D’autres avancent plus lentement, retenus par des seuils invisibles, maintenus dans une zone d’incertitude.
Exister socialement suppose d’être reconnu.
Cette reconnaissance ne relève pas d’un simple regard posé sur un corps. Elle résulte d’un ensemble de règles qui organisent l’apparition du réel, qui trient ce qui peut être vu, nommé, admis. La norme ne se contente pas d’évaluer. Elle produit les conditions mêmes de la visibilité. Elle façonne ce qui devient intelligible, ce qui s’impose comme allant de soi, ce qui peut circuler sans être interrogé.
Le genre agit à ce niveau. Il opère silencieusement. Il oriente la perception, structure l’interprétation, stabilise certaines formes de corps tout en fragilisant d’autres. Il trace des lignes de lisibilité qui décident de l’accès à l’espace commun. Certains corps s’inscrivent sans friction dans ces lignes. Ils sont perçus comme naturels, cohérents, évidents. D’autres apparaissent sous le signe du doute, de l’anomalie ou de l’excès. Ils deviennent objets de surveillance, de correction ou d’exclusion. La frontière ne se donne jamais comme une interdiction explicite. Elle fonctionne par sélection. Elle distribue la valeur des présences. Elle autorise certaines vies à se déployer pleinement tandis que d’autres restent conditionnelles. Être reconnu ouvre une place. Être maintenu hors reconnaissance produit une forme d’effacement progressif. La marginalité ne surgit pas spontanément. Elle est fabriquée par des dispositifs qui décident de ce qui mérite attention, protection, continuité. La société stabilise des modèles de corps recevables. Tout ce qui s’en écarte se trouve déplacé vers les bords. Cette mise à distance ne passe pas toujours par le rejet frontal. Elle s’exerce aussi par la tolérance minimale, par l’assignation à une visibilité restreinte. La reconnaissance n’est jamais neutre. Elle engage une politique des vies. Elle décide quelles existences bénéficient d’une évidence immédiate et lesquelles doivent constamment se justifier. La matérialité du corps n’échappe pas à cette organisation.

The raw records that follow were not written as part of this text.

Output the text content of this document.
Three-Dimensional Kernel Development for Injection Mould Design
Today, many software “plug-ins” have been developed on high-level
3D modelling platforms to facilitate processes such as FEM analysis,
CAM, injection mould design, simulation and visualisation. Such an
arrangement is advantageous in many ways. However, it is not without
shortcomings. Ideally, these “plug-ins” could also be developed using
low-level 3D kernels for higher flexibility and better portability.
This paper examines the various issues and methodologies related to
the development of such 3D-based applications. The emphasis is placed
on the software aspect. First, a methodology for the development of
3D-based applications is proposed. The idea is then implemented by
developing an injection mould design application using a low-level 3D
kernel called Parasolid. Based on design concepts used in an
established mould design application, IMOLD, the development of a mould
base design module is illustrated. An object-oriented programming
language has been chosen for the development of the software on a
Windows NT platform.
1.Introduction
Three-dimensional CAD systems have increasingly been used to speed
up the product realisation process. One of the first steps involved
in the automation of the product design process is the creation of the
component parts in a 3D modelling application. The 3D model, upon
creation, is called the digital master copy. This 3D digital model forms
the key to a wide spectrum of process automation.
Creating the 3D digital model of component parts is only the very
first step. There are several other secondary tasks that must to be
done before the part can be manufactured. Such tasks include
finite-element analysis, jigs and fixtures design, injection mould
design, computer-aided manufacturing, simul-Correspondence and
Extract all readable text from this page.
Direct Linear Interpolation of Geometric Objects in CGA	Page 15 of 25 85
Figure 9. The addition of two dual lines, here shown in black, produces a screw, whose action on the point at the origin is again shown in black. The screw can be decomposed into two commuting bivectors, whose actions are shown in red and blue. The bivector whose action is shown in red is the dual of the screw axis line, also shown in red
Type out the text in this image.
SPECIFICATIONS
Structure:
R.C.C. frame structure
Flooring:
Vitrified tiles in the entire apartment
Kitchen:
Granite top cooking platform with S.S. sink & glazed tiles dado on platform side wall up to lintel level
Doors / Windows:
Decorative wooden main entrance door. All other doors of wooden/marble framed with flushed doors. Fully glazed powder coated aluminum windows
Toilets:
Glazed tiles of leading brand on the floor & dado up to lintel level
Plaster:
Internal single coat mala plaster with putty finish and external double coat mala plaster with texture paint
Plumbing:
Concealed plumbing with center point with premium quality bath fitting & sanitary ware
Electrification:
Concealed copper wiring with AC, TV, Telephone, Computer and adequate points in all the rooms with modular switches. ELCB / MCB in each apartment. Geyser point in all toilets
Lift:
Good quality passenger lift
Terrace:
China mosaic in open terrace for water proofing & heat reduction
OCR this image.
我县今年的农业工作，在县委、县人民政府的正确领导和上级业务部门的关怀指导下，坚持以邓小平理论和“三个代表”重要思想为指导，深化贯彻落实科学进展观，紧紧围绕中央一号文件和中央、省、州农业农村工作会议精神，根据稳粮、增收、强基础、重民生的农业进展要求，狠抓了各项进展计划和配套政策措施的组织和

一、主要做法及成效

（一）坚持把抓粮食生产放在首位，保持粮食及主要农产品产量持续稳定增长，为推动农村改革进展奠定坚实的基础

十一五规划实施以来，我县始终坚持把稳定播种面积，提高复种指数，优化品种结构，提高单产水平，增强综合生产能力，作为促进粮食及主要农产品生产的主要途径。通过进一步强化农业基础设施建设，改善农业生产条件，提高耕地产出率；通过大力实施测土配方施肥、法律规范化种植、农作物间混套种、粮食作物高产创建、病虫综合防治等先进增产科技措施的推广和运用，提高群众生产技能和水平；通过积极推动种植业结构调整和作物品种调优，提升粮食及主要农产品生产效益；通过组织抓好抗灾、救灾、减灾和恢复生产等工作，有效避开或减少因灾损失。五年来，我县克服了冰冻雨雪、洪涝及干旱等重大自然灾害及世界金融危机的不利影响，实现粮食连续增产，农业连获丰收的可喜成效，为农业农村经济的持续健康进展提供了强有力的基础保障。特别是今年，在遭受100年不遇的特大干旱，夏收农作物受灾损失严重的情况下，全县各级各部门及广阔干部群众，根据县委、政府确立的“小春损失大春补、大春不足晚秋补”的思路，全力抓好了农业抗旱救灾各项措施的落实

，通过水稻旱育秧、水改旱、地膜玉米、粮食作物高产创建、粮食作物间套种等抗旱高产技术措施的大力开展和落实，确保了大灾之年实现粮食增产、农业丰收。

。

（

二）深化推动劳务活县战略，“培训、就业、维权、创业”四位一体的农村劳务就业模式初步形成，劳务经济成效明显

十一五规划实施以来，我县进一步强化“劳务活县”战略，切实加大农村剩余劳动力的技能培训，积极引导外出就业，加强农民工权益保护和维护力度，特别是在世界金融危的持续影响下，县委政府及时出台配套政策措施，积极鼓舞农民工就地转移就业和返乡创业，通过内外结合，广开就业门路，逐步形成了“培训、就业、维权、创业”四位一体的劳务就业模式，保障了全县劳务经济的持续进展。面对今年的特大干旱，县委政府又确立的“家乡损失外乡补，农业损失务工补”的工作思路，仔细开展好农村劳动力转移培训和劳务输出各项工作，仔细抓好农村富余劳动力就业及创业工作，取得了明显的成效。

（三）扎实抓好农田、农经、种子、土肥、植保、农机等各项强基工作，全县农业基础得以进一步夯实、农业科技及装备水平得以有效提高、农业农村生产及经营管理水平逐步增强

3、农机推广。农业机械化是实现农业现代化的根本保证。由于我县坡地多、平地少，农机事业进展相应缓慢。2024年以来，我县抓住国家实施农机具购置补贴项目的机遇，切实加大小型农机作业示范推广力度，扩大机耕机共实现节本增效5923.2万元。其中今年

Elle est travaillée en amont, avant toute prise de parole. La norme classe, ordonne, hiérarchise. Elle agit en amont des discours explicites, dans les gestes ordinaires, dans les évidences partagées. Certains corps occupent le centre sans y penser. D’autres sont relégués dans des zones périphériques, là où la reconnaissance reste précaire.
Être lisible socialement ouvre l’accès aux droits, aux protections, à la continuité d’existence. L’illisibilité expose à la mise à l’écart et à la violence. Il y a des corps pleinement reconnus. Il y a des corps rendus incertains. Le genre organise cette asymétrie, en structurant l’inégalité des conditions d’existence. La reconnaissance confère une dignité sociale. Son refus produit des formes d’exclusion durables. Certains corps franchissent les seuils sans effort. D’autres demeurent à l’extérieur, maintenus dans l’attente. La norme agit comme une frontière invisible. Elle délimite l’espace du possible. Elle décide qui peut apparaître, persister, être soutenu.
Elle décide aussi quelles présences restent exposées à la disparition.